The Spanish experience with UFT as part of induction therapy for patients with squamous cell carcinoma of the head and neck is equally promising. Valverde and colleagues have reported their results of a randomized trial of induction chemotherapy with Platinol plus UFT (PU) vs PF, followed by definitive daily radiation therapy, as potentially curative treatment of squamous cell carcinoma of the head and neck. In this study, 67 patients with squamous cell carcinoma of the head and neck were randomized to receive either cisplatin 100 mg/m2 followed by a continuous infusion of 5-FU 1,000 mg/m2/d for 5 days or the same dose of cisplatin followed by UFT 300 mg/m2/d in divided doses orally for 20 days. Four cycles of each therapy were administered before daily radiation therapy to a total dose of 50 to 70 Gy. Response rates in the two arms were similar: In the PU arm the complete response (CR) rate was 18% and the partial response (PR) rate was 60%. Corresponding figures in the PF group were 20% CR and 52% PR. Toxicities also were comparable between the two arms. At the completion of radiation therapy, CR rates were 50% for the PF arm and 49% for the PU arm. With a median follow-up of 84 months, the investigators report a disease-free survival of 29% for the PF arm and 27% for the PU arm.[365,37]

US Trials

UFT has not yet been approved for use in the United States, but, thanks to collaborative efforts of the Bristol-Myers Squibb Pharmaceutical Company, Taiho Pharmaceutical Co., Ltd., and multiple clinical investigators in the United States, many trials are under way. The majority of these trials are focusing on neoplasms of the gastrointestinal system, but investigators at Dana-Farber/Partners Cancer Care are studying the activity and toxicity of combination UFT/leucovorin in patients with advanced squamous cell carcinoma of the head and neck.
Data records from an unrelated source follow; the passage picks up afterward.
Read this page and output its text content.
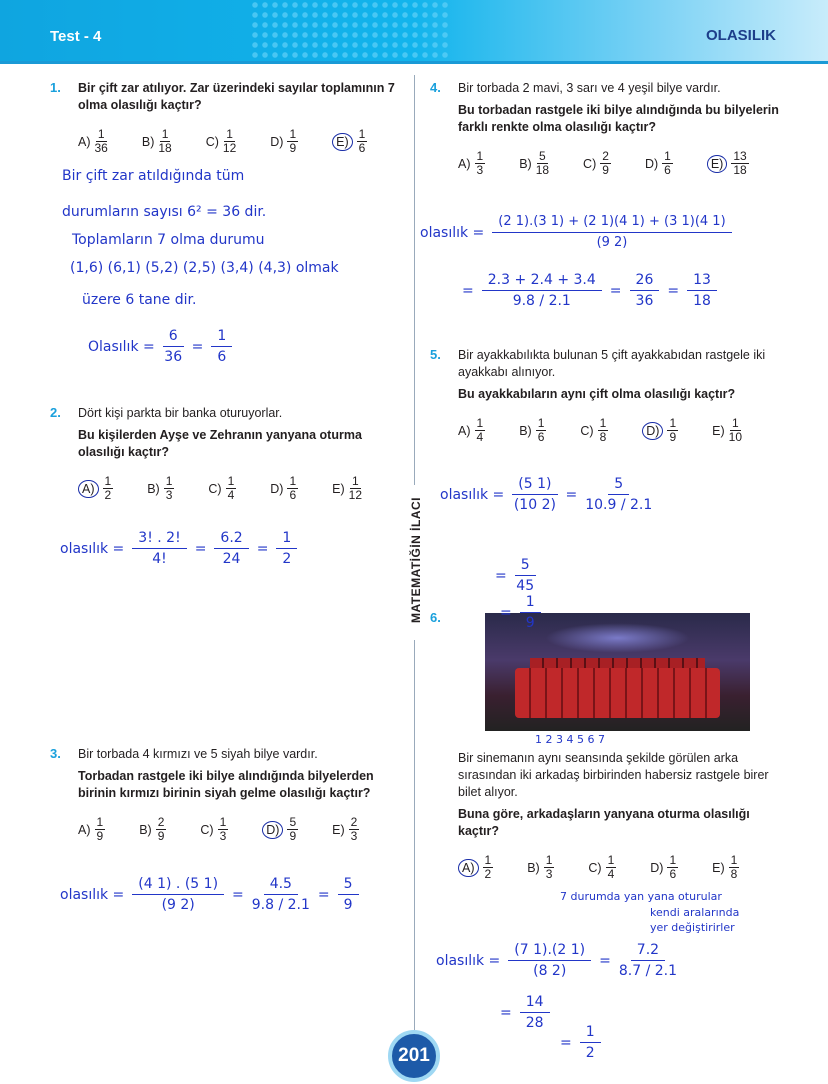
Test - 4	OLASILIK
MATEMATİĞİN İLACI
1. Bir çift zar atılıyor. Zar üzerindeki sayılar toplamının 7 olma olasılığı kaçtır?
$A) \frac{1}{36}$	$B) \frac{1}{18}$	$C) \frac{1}{12}$	$D) \frac{1}{9}$	$E) \frac{1}{6}$
2. Dört kişi parkta bir banka oturuyorlar.
Bu kişilerden Ayşe ve Zehranın yanyana oturma olasılığı kaçtır?
$A) \frac{1}{2}$	$B) \frac{1}{3}$	$C) \frac{1}{4}$	$D) \frac{1}{6}$	$E) \frac{1}{12}$
3. Bir torbada 4 kırmızı ve 5 siyah bilye vardır.
Torbadan rastgele iki bilye alındığında bilyelerden birinin kırmızı birinin siyah gelme olasılığı kaçtır?
$A) \frac{1}{9}$	$B) \frac{2}{9}$	$C) \frac{1}{3}$	$D) \frac{5}{9}$	$E) \frac{2}{3}$
4. Bir torbada 2 mavi, 3 sarı ve 4 yeşil bilye vardır.
Bu torbadan rastgele iki bilye alındığında bu bilyelerin farklı renkte olma olasılığı kaçtır?
$A) \frac{1}{3}$	$B) \frac{5}{18}$	$C) \frac{2}{9}$	$D) \frac{1}{6}$	$E) \frac{13}{18}$
5. Bir ayakkabılıkta bulunan 5 çift ayakkabıdan rastgele iki ayakkabı alınıyor.
Bu ayakkabıların aynı çift olma olasılığı kaçtır?
$A) \frac{1}{4}$	$B) \frac{1}{6}$	$C) \frac{1}{8}$	$D) \frac{1}{9}$	$E) \frac{1}{10}$
6.
Bir sinemanın aynı seansında şekilde görülen arka sırasından iki arkadaş birbirinden habersiz rastgele birer bilet alıyor.
Buna göre, arkadaşların yanyana oturma olasılığı kaçtır?
$A) \frac{1}{2}$	$B) \frac{1}{3}$	$C) \frac{1}{4}$	$D) \frac{1}{6}$	$E) \frac{1}{8}$
Bir çift zar atıldığında tüm
durumların sayısı 6² = 36 dir.
Toplamların 7 olma durumu
(1,6) (6,1) (5,2) (2,5) (3,4) (4,3) olmak
üzere 6 tane dir.
Olasılık = $\frac{6}{36} = \frac{1}{6}$
olasılık = $\frac{3! . 2!}{4!} = \frac{6.2}{24} = \frac{1}{2}$
olasılık = $\frac{(4 1) . (5 1)}{(9 2)} = \frac{4.5}{9.8 / 2.1} = \frac{5}{9}$
olasılık = $\frac{(2 1).(3 1) + (2 1)(4 1) + (3 1)(4 1)}{(9 2)}$
= $\frac{2.3 + 2.4 + 3.4}{9.8 / 2.1} = \frac{26}{36} = \frac{13}{18}$
olasılık = $\frac{(5 1)}{(10 2)} = \frac{5}{10.9 / 2.1}$
= $\frac{5}{45}$
= $\frac{1}{9}$
1 2 3 4 5 6 7
7 durumda yan yana oturular
kendi aralarında
yer değiştirirler
olasılık = $\frac{(7 1).(2 1)}{(8 2)} = \frac{7.2}{8.7 / 2.1}$
= $\frac{14}{28}$
= $\frac{1}{2}$
201
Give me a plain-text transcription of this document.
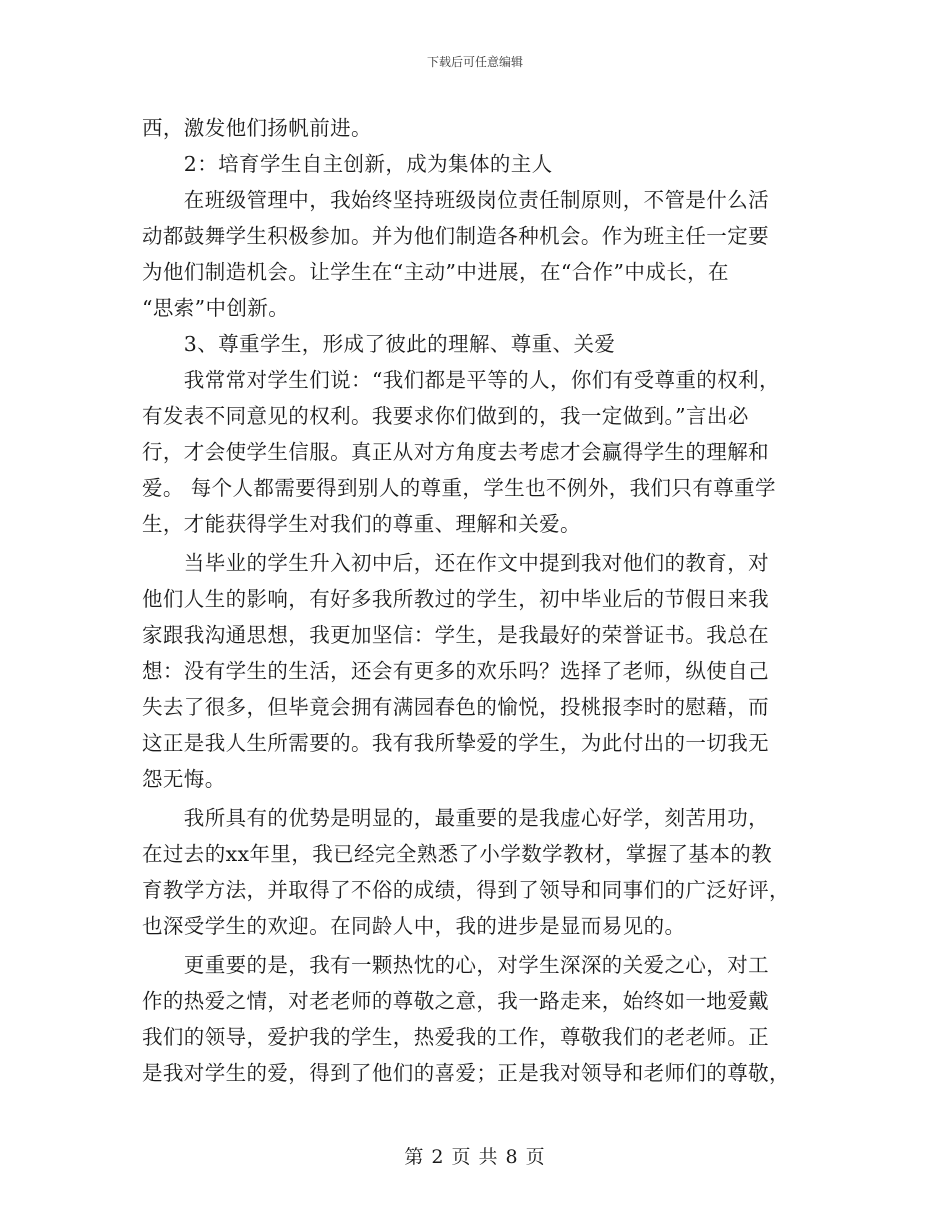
下载后可任意编辑
西，激发他们扬帆前进。
　　2：培育学生自主创新，成为集体的主人
　　在班级管理中，我始终坚持班级岗位责任制原则，不管是什么活
动都鼓舞学生积极参加。并为他们制造各种机会。作为班主任一定要
为他们制造机会。让学生在“主动”中进展，在“合作”中成长，在
“思索”中创新。
　　3、尊重学生，形成了彼此的理解、尊重、关爱
　　我常常对学生们说：“我们都是平等的人，你们有受尊重的权利，
有发表不同意见的权利。我要求你们做到的，我一定做到。”言出必
行，才会使学生信服。真正从对方角度去考虑才会赢得学生的理解和
爱。 每个人都需要得到别人的尊重，学生也不例外，我们只有尊重学
生，才能获得学生对我们的尊重、理解和关爱。
　　当毕业的学生升入初中后，还在作文中提到我对他们的教育，对
他们人生的影响，有好多我所教过的学生，初中毕业后的节假日来我
家跟我沟通思想，我更加坚信：学生，是我最好的荣誉证书。我总在
想：没有学生的生活，还会有更多的欢乐吗？选择了老师，纵使自己
失去了很多，但毕竟会拥有满园春色的愉悦，投桃报李时的慰藉，而
这正是我人生所需要的。我有我所挚爱的学生，为此付出的一切我无
怨无悔。
　　我所具有的优势是明显的，最重要的是我虚心好学，刻苦用功，
在过去的xx年里，我已经完全熟悉了小学数学教材，掌握了基本的教
育教学方法，并取得了不俗的成绩，得到了领导和同事们的广泛好评，
也深受学生的欢迎。在同龄人中，我的进步是显而易见的。
　　更重要的是，我有一颗热忱的心，对学生深深的关爱之心，对工
作的热爱之情，对老老师的尊敬之意，我一路走来，始终如一地爱戴
我们的领导，爱护我的学生，热爱我的工作，尊敬我们的老老师。正
是我对学生的爱，得到了他们的喜爱；正是我对领导和老师们的尊敬，
第 2 页 共 8 页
The rationale for combining UFT with leucovorin is similar to that for combining 5-FU with leucovorin. As noted, the addition of leucovorin to PF in induction regimens for squamous cell carcinoma of the head and neck significantly enhances the antitumor activity of PF, albeit with a substantial increase in toxicity. Because the pharmacology of UFT differs somewhat from that of infusional 5-FU, it is possible that combination UFT/leucovorin may preserve the antitumor efficacy of the 5-FU/leucovorin combination, without the associated neutropenia and mucositis. Anecdotally, this seems to be the case in the hands of Japanese investigators.[38]

Additionally, because UFT/leucovorin is an oral regimen, the need for hospitalization and prolonged infusion could be eliminated for patients undergoing potentially curative or palliative treatment, resulting in reduced medical expenses and an enhanced quality of life during treatment for squamous cell carcinoma of the head and neck.

With this background, a phase II trial of UFT plus leucovorin in advanced regional or metastatic squamous cell carcinoma of the head and neck was opened to accrual at the Dana-Farber Cancer Institute in late 1996. Patients are eligible for this trial if they have had neither palliative nor induction chemotherapy in the 6 months preceding enrollment. Patients will receive UFT 300 mg/m2/d (rounded to the nearest 100 mg) plus leucovorin 90mg/day, both given orally in three divided daily doses. Treatment will be for 28 consecutive days, followed by 1 week without treatment before reinitiating therapy. The study end points are tumor response rate and toxicity. To date, two patients have been enrolled. One patient has achieved a PR following completion of one cycle of therapy, with minimal toxicity.

Conclusion

The ultimate place of UFT in the armamentarium of weapons against head and neck cancer is still uncertain. However, given the previous Japanese experience and the ongoing trials in the United States and elsewhere, a possible role for UFT should certainly be defined before the new millennium.